Se você não está com grande empolgação para festas de fim de ano e o Carnaval, tranquilize-se – há mais pessoas assim. Nos últimos meses, cada vez mais terapeutas escutam em consultório o mesmo relato: muitos brasileiros, após passarem quase dois anos imersos em maratonas de Netflix em meio a algum grau de isolamento, encontram dificuldade em socializar na retomada aos contatos presenciais.
Se parcela dos brasileiros passou dois anos restritos ao convívio com pessoas extremamente próximas – indivíduos para quem era possível apresentar-se triste, infeliz, ansioso, descabelado e sem maquiagem –, rever pessoas mais distantes, que exigem a apresentação de uma máscara social, pode soar como sair de casa diretamente para uma passarela de moda, explica o psicanalista Christian Dunker, professor do Instituto de Psicologia da Universidade de São Paulo (USP).
Confira a entrevista do especialista:
A pandemia obrigou grande parte das pessoas a se isolar em casa.
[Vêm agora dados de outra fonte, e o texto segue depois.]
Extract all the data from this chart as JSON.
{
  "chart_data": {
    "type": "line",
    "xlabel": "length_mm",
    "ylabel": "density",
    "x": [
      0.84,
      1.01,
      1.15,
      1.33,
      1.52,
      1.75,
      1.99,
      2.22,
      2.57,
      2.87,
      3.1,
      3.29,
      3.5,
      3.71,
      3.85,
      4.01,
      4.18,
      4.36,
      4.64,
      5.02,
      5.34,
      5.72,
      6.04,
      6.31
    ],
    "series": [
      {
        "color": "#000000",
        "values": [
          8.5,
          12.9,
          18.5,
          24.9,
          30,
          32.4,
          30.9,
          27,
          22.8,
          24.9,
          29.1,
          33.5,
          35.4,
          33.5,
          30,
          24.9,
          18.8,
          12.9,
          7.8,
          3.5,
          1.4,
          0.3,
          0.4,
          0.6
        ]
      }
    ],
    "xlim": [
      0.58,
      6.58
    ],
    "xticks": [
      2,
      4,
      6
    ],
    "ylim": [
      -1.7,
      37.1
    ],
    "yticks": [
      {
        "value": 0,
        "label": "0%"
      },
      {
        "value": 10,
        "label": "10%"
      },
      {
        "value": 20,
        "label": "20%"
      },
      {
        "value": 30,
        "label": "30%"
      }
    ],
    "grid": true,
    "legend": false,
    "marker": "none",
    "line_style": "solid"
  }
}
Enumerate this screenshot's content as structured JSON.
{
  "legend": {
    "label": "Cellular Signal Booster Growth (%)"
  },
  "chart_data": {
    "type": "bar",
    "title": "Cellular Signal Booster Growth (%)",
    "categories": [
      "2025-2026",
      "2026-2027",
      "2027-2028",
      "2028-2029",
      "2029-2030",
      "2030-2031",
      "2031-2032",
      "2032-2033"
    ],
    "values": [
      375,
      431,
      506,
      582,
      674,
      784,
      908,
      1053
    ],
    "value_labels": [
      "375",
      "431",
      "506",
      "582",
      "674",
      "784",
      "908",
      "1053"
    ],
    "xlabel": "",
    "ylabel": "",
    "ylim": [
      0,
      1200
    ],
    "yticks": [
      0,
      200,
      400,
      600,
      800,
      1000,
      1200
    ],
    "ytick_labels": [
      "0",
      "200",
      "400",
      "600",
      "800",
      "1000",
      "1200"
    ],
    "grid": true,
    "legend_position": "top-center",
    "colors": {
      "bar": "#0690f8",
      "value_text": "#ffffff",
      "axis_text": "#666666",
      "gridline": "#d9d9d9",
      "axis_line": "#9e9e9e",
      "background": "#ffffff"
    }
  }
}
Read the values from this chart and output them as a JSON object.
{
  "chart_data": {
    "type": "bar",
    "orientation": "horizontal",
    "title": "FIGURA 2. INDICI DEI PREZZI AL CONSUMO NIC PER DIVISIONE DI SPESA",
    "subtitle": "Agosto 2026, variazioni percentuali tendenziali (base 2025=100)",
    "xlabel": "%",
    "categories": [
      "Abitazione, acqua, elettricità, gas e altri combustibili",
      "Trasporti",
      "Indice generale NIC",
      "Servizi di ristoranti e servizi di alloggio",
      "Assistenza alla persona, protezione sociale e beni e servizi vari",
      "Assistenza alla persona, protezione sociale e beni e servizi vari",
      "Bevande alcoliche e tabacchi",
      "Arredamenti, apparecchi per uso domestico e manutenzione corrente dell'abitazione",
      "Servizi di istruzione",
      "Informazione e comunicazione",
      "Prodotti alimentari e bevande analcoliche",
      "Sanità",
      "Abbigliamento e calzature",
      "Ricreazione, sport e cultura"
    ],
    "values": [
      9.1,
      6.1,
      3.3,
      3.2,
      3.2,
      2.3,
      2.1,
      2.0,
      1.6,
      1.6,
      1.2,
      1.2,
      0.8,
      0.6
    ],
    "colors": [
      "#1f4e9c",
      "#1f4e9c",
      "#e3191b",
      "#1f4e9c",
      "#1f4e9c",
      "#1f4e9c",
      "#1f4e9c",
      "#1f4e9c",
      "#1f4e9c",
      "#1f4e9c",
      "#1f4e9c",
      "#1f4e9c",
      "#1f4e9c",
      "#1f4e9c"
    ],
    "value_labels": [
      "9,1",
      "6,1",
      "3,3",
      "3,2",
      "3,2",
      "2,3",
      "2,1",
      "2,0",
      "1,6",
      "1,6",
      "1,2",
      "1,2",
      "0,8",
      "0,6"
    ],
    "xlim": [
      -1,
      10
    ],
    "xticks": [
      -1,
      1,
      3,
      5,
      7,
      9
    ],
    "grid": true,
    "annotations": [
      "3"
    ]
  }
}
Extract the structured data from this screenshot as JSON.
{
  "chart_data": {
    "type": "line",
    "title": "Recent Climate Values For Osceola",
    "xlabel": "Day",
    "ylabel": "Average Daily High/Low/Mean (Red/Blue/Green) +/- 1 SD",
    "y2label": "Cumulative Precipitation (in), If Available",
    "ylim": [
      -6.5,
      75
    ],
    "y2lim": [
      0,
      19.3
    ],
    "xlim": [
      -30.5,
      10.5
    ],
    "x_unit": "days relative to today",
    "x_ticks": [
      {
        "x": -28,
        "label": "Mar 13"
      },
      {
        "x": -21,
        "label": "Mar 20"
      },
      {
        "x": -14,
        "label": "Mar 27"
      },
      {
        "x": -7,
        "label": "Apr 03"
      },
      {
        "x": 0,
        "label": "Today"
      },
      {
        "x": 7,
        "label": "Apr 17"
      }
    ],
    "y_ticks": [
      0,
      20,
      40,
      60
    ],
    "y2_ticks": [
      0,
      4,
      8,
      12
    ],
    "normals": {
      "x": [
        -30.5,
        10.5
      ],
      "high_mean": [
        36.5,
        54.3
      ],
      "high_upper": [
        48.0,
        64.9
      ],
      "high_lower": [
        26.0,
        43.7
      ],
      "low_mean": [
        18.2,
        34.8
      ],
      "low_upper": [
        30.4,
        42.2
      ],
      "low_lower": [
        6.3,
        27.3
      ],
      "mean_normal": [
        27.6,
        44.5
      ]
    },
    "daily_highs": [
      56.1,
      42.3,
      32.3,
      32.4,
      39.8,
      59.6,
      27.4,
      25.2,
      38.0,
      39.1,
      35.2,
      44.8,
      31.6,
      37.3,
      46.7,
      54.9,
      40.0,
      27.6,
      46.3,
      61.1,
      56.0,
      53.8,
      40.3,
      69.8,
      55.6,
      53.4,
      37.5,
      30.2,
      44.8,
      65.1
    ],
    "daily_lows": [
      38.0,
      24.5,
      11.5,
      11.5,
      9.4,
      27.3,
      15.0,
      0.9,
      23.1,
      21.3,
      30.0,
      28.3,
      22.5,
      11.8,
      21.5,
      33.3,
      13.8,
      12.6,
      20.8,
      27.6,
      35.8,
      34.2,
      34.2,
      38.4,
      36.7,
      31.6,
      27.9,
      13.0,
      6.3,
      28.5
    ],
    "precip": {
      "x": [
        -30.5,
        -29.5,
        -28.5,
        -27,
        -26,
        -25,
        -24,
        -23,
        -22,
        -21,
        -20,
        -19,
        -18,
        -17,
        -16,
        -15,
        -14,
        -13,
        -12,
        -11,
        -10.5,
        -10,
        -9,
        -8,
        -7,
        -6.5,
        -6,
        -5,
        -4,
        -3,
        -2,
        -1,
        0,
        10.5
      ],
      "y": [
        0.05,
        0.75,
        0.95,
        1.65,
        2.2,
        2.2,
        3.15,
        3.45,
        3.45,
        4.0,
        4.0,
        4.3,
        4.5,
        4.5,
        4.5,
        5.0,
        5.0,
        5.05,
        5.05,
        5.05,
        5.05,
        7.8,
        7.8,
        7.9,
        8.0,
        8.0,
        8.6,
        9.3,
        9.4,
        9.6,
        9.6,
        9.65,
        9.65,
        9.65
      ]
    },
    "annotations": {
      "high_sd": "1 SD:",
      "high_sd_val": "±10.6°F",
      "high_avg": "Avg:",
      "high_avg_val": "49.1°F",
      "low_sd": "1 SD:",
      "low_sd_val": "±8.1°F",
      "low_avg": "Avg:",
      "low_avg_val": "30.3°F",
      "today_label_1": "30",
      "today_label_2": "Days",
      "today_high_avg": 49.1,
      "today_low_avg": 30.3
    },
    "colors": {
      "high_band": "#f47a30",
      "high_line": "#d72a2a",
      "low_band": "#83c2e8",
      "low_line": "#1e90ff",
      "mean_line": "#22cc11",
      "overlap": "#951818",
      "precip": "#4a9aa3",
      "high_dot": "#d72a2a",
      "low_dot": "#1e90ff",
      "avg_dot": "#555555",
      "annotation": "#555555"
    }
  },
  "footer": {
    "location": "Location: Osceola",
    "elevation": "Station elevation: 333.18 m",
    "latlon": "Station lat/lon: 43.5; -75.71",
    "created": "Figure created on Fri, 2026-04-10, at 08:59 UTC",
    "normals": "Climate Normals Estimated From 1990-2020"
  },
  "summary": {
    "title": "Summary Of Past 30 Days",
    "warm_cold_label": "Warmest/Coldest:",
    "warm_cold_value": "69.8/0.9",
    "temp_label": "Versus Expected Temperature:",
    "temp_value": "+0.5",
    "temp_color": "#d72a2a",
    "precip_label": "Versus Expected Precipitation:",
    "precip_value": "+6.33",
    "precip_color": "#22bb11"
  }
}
Agora, muitas começam a sair, mas têm dificuldade em retomar o contato com quem não era bastante próximo. A pandemia deixou algumas pessoas mais introspectivas?
A pandemia foi um convite para selecionarmos e revisarmos nossas relações sociais e laborais. Nos Estados Unidos, 4 milhões de pessoas pediram demissão. Quando passa um tempo, você nota que muitas pessoas não fazem tanta falta assim. Outras, pelo contrário, que você via menos, passam a crescer dentro da avaliação subjetiva. Para quem ficou estritamente em casa e usou máscara, ver aquele vizinho que era legal saindo o tempo todo gerou uma raiva invejosa. Isso cria um abalo nas relações. O Natal passado foi muito tenso: representou um choque de políticas entre pessoas que a princípio se gostam. Quando alguém foi naquela festa e não usou máscara, portanto furou minha quarentena enquanto eu fazia um enorme sacrifício para manter a máscara e minha quarentena, esse alguém se torna depositário da minha raiva e indignação. Quando a gente sai e reencontra, há muitas vezes decepção porque muitas pessoas com as quais não tivemos contato se transformaram. E há uma síndrome da caverna: sair de casa depois de tanto tempo não permite que você se porte da mesma maneira, as coisas não acontecem no mesmo tempo, você tem que pegar fila, a outra pessoa se atrasa.
Qual o perfil dessas pessoas que estão mais introspectivas?
Você terá aquelas pessoas para as quais a pandemia fez bem: a pessoa se recolheu e ela está melhor, não precisa sair todo dia para se vestir, fazer a cara alegre falsa para o chefe. Essa pessoa foi para a introspecção porque a realidade colaborou para seu modo de sofrimento. O segundo tipo de introspectivo está fugindo e com medo do outro. Aí, será aquela pessoa de classe média, que não precisa enfrentar um ônibus, que se viu ressituada no seu território doméstico. Me reduzi para dentro da minha casa, dos meus pensamentos, porque no fundo não preciso do outro. Precisar do outro parece perder o valor de si próprio.
Muita gente está olhando para sua vida e dizendo: quero outra coisa. Muitos mudaram de bairro, de cidade ou de trabalho. E isso é muito importante, mas cobra trabalho, investimento e certa coragem.
CHRISTIAN DUNKER
Psicanalista
Por que é importante retomar o convívio social?
Muita gente está olhando para sua vida e dizendo: quero outra coisa. Muitos mudaram de bairro, de cidade ou de trabalho. E isso é muito importante, mas cobra trabalho, investimento e certa coragem. Muitos dos que não voltam pensam: queria voltar em outro mundo, mas não consigo ainda, não tenho os recursos, então fico como está. Para essas pessoas, é importante lembrar que a vida é o que é possível.
Que dicas você dá às pessoas que estão com dificuldade para retomar?
Se você não consegue vê-los, fale com eles. Se você não consegue voltar para sua turma, frequente lugares que você frequentava. Você precisa se reconciliar com a vida que ficou para trás, e isso exige um trabalho de memória. A vida pré-pandemia parece que criou um hiato com este momento atual. Temos que lembrar como era.